Now, you’d think the county’s most famous freeluncher would always be smiling considering he got that county job even though he couldn’t tell the difference between point-source pollution and — well — a pretzel.
But no, this ain’t about him either.
This week, class, we’re taking a peek over at City Hall. What the heck is going on over there? No really, what’s going on there?
Well, our city’s public servants — emphasize the servant part — are serving themselves a bit too much, in my humble opinion.
• • •
Let’s begin this discussion with the recent pay raises for our mayor and councilors. It should be noted the city council doesn’t actually make its own pay decisions. Some type of, ah, objective commission was put in place to do that.
And this commission — you guessed it — said it felt most everyone on the council should get a raise.
Now, this commission concedes our elected officials already earn more than their counterparts at similarly sized cities. But, what the heck, the city’s finances are improving, so sweeten the pot.
Who … are … these … people?
Of course the city just raised taxes on residents which — I guess — might just be a factor in “improved finances.”

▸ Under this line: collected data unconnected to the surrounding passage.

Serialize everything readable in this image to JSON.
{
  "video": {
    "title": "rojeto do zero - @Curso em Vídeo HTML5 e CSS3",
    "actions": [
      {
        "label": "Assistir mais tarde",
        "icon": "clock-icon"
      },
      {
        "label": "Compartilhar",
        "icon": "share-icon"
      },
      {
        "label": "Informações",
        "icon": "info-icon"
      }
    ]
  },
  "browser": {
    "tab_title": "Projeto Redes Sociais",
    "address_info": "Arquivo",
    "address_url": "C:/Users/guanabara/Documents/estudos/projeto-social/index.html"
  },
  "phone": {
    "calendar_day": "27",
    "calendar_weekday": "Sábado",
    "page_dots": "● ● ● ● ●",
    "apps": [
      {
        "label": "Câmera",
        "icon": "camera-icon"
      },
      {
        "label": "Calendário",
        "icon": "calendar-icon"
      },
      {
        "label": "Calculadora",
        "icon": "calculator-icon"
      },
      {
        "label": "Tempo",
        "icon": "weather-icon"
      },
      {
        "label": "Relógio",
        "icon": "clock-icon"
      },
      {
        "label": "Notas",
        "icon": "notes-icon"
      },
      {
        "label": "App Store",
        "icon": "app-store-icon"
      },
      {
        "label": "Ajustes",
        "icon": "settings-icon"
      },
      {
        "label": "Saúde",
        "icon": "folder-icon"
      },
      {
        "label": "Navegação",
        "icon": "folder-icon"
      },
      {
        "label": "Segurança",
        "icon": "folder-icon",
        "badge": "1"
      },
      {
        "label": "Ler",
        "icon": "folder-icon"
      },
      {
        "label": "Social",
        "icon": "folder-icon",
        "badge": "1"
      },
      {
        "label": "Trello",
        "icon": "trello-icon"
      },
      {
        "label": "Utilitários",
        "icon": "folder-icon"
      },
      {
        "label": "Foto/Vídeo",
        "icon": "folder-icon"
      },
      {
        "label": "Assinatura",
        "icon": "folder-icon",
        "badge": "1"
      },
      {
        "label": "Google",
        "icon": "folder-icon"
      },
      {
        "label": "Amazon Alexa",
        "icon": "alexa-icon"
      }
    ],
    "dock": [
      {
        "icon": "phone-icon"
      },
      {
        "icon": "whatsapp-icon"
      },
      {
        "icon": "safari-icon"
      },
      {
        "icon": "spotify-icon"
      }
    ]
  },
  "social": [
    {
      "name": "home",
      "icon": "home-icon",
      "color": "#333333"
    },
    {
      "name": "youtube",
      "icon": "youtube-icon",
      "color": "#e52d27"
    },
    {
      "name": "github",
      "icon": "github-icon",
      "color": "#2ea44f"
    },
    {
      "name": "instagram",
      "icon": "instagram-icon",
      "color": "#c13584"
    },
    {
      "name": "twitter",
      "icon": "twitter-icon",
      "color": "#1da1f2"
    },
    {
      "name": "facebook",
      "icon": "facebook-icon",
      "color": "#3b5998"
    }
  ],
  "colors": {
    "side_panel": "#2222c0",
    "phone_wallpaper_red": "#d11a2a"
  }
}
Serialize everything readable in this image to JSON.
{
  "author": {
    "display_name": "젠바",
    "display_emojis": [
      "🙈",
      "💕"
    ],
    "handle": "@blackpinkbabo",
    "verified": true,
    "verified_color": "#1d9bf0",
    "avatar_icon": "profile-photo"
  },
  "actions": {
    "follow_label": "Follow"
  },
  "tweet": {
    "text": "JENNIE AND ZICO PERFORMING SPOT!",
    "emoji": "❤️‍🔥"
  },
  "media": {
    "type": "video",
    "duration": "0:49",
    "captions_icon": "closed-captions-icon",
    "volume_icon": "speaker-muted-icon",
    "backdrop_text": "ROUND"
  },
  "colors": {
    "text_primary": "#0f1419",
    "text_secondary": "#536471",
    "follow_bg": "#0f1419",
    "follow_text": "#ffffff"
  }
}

It’s bemusing, class, that when it’s convenient for public types to compare themselves to other public types, they trot that information out to support why they should get more. Like the city just did with some of its attorneys.
But when it’s inconvenient — like in the case of the mayor and city council — they simply dismiss it.
What the …
• • •
OK, what else? Well, there’s this parking meter thing. Councilors are out there doing the people’s work and — heaven forbid — they have to pay for parking. Now, you’d think they’d want to relate to the rest of us common folks and put their quarter down.
Well, think again.
My buddy, Councilor Bart Hansen, feels they should get parking passes when on city business.
Could someone in the class please explain to me why council work is more important than that of the butcher, the baker or the candlestick maker?
I thought not. But, class, I am looking for volunteers to plug quarters into meters if you see a councilor sipping coffee while doing the peoples’ work.
• • •
So, class, how many of you know someone who has their very own parking space where they work? Thought so. Would you be surprised if the mayor — a man of the people — had this special privilege? Well, don’t be. There’s a spot just for him over at City Hall. A councilor spot as well.
• • •
Now, class, the elected folks over there at City Hall are good people. I know them. But I would suggest when they’re sitting in their fancy new City Hall, they sip from a Don’t Do Stupid Stuff mug once in a while to clear their heads. Be one of us. It will feel good. Sure, class, some might argue this is all chump change. Small stuff. But when you get away with small stuff, you begin to feel more comfortable about getting away with big stuff.
And before you realize it, you’re just like the M&M boys. And Benton.